Pakistan will attempt to impose greater influence on the Taliban through the Inter-Services Intelligence Directorate (ISI). This will doom Prime Minister Imran Khan's outreach to improve relations with the US to failure.
The US has no illusions about Pakistan's past duplicity in denying its support of the Afghan Taliban. And, as terrorism grows, so will western concerns about the security of Pakistan's nuclear weapons, reported The Hill.
China is most likely will play a more reserved role. Aside from an interest in Afghanistan's rare earth minerals and other resources, China's Belt and Road initiative is not suited for these conditions and thus won't reach Afghanistan, says Ullman.
Russia will seek a more opportunistic posture to increase regional influence in large part to prevent spillover of violence and terrorism.
Iran, already exerting a strong presence in Nimroz province and Herat will try to expand that influence. Whether the Shia-Sunni tension and the continuing and growing drug trade will limit Tehran's aims is an open question, reported The Hill.
For the US, the Biden administration will be rightly chastised for abandoning many tens of thousands of Afghans and their families who supported and worked for coalition forces. Women will suffer, says Ullman.
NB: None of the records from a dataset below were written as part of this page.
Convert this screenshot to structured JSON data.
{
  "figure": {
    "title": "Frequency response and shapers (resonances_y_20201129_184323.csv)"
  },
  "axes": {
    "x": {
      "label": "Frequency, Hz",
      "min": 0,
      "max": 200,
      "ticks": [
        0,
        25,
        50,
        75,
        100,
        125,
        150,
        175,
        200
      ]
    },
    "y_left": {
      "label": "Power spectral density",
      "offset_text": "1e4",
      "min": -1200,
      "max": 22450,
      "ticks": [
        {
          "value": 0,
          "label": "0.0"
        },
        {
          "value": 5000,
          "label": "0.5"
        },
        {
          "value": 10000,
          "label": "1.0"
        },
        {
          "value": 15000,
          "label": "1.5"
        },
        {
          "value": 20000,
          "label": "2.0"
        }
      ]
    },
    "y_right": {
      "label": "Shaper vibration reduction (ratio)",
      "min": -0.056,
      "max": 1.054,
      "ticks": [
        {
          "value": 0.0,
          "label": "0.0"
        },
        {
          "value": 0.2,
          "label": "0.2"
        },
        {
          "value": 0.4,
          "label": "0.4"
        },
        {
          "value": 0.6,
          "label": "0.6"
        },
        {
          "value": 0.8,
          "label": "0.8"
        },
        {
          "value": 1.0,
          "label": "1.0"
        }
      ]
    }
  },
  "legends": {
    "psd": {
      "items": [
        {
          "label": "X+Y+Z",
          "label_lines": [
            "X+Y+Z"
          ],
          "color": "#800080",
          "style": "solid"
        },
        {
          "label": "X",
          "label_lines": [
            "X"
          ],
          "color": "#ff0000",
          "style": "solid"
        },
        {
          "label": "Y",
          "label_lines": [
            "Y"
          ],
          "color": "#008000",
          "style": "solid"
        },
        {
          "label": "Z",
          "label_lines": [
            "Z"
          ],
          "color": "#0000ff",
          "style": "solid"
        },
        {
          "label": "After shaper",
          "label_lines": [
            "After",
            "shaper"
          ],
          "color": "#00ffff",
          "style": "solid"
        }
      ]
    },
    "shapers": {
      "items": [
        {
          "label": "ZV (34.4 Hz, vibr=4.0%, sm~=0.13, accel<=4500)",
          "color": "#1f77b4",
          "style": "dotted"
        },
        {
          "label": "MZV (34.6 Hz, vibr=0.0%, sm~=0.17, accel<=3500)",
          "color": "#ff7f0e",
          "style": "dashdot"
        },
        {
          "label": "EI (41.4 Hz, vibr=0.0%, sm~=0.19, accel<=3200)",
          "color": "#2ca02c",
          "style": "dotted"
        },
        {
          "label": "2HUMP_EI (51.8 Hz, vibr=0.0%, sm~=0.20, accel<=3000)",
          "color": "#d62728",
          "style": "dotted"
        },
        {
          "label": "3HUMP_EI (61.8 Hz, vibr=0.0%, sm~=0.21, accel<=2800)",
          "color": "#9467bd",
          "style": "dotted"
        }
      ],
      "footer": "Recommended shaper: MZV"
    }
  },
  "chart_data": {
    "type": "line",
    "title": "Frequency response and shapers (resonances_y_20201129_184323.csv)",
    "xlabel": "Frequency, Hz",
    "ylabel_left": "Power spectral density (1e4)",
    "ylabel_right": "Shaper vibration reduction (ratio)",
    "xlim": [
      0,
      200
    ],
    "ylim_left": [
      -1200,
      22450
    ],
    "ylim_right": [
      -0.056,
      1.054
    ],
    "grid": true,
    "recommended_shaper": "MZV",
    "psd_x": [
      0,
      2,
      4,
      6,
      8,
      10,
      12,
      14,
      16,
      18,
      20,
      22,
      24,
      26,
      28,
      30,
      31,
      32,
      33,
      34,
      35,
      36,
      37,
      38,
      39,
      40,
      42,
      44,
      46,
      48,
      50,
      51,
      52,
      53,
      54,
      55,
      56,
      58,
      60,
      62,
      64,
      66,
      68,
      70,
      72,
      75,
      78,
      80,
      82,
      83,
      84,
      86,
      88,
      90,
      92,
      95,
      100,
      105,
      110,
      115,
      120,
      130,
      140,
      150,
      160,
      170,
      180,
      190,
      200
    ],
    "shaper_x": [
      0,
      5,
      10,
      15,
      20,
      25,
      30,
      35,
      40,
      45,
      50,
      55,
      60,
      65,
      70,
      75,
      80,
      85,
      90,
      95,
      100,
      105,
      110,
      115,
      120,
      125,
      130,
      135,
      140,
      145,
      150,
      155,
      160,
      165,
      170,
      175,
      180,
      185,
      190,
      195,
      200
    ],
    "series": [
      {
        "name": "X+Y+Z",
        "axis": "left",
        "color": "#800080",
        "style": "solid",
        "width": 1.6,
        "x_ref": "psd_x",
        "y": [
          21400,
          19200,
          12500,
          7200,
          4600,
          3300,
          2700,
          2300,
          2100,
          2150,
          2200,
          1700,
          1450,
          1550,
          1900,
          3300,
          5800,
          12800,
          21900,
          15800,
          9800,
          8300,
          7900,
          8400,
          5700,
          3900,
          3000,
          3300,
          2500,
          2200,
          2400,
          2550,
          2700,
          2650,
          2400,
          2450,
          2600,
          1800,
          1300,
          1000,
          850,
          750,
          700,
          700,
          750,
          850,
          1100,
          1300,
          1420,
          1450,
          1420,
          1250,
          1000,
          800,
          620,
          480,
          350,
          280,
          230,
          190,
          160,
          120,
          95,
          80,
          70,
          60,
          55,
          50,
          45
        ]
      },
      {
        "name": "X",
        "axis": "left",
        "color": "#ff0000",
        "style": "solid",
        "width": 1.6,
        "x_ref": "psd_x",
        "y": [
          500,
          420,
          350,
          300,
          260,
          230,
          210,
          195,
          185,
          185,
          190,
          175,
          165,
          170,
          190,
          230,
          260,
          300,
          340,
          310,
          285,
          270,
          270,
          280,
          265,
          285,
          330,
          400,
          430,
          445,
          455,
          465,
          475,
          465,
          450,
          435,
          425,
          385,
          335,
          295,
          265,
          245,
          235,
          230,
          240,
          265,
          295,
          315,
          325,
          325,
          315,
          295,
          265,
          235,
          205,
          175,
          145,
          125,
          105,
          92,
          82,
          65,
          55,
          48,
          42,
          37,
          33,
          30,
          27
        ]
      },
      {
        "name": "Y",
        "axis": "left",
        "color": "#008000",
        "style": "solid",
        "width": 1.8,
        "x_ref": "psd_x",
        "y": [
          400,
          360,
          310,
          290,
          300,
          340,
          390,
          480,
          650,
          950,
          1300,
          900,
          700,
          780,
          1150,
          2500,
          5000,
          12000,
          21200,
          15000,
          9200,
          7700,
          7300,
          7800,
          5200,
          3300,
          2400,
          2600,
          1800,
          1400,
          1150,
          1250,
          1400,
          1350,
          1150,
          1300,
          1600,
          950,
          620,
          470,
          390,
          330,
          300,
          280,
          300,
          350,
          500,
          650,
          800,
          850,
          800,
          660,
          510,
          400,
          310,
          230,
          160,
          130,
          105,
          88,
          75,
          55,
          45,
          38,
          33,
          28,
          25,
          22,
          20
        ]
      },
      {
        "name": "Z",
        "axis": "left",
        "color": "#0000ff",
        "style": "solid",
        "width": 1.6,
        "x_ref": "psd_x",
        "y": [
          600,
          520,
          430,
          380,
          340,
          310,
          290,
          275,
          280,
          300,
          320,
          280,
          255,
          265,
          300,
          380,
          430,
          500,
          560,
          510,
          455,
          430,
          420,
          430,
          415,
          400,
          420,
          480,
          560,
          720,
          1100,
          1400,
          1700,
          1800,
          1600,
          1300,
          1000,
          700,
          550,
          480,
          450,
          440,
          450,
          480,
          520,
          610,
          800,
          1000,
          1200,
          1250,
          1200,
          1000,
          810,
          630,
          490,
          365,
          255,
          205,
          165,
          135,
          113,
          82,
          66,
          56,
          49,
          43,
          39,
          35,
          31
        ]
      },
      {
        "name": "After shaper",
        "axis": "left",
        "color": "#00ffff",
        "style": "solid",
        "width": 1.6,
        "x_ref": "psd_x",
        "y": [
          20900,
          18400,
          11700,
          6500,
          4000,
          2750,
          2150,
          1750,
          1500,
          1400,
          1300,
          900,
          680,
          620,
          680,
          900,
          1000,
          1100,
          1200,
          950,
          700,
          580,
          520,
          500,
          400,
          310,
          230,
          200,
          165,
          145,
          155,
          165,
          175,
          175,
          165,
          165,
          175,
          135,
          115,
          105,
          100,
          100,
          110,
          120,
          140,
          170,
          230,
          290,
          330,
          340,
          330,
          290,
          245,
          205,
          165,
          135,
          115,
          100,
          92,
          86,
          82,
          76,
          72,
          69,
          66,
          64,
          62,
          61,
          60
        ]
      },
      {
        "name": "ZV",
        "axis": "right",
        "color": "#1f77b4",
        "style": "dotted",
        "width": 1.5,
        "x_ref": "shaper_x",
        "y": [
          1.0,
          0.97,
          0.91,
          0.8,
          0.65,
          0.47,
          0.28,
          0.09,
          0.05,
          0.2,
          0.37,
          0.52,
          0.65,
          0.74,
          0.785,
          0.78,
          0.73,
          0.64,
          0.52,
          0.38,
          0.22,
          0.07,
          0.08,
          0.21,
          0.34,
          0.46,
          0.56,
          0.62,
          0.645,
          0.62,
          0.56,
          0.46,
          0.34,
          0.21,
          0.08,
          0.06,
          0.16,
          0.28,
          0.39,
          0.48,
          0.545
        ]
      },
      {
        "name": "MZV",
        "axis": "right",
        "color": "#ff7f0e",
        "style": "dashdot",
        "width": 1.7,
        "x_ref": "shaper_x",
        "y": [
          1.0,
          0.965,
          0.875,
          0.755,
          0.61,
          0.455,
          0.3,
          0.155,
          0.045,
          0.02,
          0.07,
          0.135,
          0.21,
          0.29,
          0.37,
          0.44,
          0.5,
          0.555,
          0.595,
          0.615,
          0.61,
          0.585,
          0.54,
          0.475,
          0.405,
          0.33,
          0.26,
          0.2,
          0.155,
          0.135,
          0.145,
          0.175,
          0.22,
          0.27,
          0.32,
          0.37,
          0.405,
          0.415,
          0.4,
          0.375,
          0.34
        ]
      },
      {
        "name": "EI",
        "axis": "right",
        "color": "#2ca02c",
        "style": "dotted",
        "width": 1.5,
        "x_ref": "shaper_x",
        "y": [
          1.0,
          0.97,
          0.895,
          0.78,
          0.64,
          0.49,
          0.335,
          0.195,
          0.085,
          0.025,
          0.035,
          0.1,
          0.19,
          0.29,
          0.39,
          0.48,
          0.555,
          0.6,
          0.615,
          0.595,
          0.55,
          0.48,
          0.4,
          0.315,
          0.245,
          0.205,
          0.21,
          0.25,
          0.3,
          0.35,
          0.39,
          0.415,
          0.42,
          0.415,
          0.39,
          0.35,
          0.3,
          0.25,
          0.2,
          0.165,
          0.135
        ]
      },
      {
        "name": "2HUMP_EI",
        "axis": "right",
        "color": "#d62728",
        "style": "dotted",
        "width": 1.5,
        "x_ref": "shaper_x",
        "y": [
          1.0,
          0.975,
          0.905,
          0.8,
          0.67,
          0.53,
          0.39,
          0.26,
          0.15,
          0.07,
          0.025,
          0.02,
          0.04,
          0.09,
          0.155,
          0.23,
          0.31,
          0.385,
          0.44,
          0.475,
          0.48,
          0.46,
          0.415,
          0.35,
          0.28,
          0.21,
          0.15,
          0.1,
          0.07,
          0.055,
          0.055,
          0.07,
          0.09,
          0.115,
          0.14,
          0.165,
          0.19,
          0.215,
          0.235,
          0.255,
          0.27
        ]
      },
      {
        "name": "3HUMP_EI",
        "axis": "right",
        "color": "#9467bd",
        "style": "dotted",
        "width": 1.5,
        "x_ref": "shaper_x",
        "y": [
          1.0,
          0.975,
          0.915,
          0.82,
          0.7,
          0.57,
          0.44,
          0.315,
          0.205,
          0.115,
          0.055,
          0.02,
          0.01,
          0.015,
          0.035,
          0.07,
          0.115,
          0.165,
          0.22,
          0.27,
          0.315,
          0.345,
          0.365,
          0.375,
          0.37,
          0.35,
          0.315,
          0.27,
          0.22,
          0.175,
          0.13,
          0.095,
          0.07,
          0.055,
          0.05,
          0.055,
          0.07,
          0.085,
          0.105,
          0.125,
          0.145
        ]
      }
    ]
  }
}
Politically, while the Afghan debacle was a genuine bipartisan effort beginning with George W Bush's 2001 invasion and the subsequent slide into "nation-building" under Barack Obama's administration, President Biden will take the blame, Ullman added.
Republicans will use that to beat Democrats in the 2022 congressional elections, ironically for executing the promise Donald Trump made but couldn't keep ending the endless wars.
For allies, the change of presidents alone was reassuring to dismiss the notion of "America First" as US policy. But this withdrawal and the descent of Afghanistan into some form of chaos will not be ignored, says Ullman.